Sinceramente, eu não entendo como isso está causando essa confusão toda. Ou a Apple comprou os direitos e a marca “iPad” é dela, ou não — e ponto final. Não existem muitos “se” nessa história — ou é ou não é. Só que, para provar que na China nada é fácil, a justiça do país negou o pedido da Apple e, até agora, dá razão para a Proview. Por outro lado, soubemos agora que a justiça de Hong Kong está do lado da Apple, o que mostra que a coisa não é tão simples assim de ser interpretada, como achávamos.
A conclusão do tribunal honconguês é que tanto a Proview quanto suas subsidiárias — com a ajuda de pelo menos uma outra empresa — tinham a intenção de “ferir” a Apple, violando o acordo da marca iPad. O tribunal chamou o evento de “conspiração”, dizendo ainda que a Proview tentou explorar a situação como uma oportunidade de negócio.
Isso reforça a ideia de alguns, que a justiça chinesa tem uma queda pela proteção de empresas nacionais — só esqueceram que a Foxconn, outra empresa local, será muito prejudicada se isso de fato acontecer. Enquanto isso, a Proview — que não está nem aí com nada, só pensando mesmo no dinheiro — busca indenizações na casa de US$1,6 bilhão.

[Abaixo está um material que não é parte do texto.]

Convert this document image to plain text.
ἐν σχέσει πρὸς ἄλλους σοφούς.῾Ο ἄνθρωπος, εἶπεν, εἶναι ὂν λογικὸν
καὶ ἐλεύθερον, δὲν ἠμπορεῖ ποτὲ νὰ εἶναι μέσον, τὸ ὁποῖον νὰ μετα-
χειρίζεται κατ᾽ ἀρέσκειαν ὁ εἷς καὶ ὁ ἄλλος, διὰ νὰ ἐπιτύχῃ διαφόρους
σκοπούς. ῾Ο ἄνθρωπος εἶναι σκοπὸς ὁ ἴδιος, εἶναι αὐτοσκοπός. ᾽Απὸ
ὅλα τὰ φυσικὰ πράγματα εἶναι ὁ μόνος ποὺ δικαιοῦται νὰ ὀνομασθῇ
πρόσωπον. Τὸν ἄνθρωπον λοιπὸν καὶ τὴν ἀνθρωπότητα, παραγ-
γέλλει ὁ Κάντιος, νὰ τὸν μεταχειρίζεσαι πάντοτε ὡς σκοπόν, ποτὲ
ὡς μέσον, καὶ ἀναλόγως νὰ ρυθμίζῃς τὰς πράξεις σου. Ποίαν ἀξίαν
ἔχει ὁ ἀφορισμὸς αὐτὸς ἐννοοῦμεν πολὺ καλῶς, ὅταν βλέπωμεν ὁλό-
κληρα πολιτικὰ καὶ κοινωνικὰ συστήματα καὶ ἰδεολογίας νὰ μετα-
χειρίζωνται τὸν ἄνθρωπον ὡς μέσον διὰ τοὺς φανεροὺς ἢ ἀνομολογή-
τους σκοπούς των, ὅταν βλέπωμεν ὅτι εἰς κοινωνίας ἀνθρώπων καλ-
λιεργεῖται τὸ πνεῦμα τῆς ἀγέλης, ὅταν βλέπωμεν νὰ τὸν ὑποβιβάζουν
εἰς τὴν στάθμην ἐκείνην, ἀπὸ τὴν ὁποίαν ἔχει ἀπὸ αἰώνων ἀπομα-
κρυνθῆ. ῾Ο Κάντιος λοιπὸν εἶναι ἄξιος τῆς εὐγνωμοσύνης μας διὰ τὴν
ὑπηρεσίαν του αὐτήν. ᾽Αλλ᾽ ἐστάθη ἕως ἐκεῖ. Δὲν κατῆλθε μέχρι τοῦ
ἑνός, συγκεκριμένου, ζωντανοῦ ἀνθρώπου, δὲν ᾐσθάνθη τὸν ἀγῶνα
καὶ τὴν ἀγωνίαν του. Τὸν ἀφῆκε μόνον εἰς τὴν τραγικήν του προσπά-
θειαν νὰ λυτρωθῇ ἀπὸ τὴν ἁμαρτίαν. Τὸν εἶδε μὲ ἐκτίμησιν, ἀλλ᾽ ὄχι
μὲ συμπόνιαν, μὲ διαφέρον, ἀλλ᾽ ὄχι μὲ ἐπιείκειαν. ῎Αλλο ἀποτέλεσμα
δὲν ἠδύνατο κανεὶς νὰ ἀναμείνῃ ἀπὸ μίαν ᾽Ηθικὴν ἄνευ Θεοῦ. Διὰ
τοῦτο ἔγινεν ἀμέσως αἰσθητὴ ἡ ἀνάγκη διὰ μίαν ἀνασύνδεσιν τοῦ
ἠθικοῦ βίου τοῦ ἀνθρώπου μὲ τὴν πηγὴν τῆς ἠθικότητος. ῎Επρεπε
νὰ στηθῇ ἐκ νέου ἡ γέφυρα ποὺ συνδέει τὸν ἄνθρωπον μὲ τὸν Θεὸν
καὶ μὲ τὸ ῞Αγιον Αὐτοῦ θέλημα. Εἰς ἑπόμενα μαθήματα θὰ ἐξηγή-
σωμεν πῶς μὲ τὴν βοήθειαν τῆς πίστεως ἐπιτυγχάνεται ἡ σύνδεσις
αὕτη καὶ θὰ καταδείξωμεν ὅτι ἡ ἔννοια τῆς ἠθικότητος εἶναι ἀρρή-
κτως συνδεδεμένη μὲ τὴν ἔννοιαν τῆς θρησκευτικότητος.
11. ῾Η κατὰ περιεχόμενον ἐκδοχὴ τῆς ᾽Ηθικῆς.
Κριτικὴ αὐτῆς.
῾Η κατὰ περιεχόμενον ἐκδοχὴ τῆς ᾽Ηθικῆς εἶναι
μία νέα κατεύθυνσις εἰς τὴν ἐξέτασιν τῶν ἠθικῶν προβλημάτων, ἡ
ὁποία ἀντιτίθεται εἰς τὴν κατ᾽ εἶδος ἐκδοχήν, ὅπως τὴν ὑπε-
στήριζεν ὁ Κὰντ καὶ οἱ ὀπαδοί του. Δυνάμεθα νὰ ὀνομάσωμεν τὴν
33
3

A mídia chinesa foi “conhecer” um pouco mais da empresa que está batendo de frente com a Apple, e se deparou com isso:



A fábrica, na cidade de Shenzhen, está abandonada desde 2010, enquanto a empresa está afundada em dívidas — todos os ativos da Proview, incluindo a marca “iPad”, foram apreendidos por oito bancos como hipoteca. Em 1º de novembro de 2011, os bancos credores convocaram uma reunião com a Proview a fim de discutir a negociação com a Apple sobre a disputa de marca. Como os ativos da Proview estão congelados, os oito bancos (Bank of China, Minsheng Bank, China Development Bank, Guangdong Development Bank, Bank of Communications, Shanghai Pudong Development Bank, Huaxia Bank e Shenzhen Ping An Bank) tornam-se os beneficiários da marca iPad. Aí, meu amigo, virou briga de cachorro grande!
Em uma nota relacionada, o The Wall Street Journal confirmou que foi a Apple quem solicitou a Amazon que parasse de vender iPads, já que a empresa não possui tal autorização no país.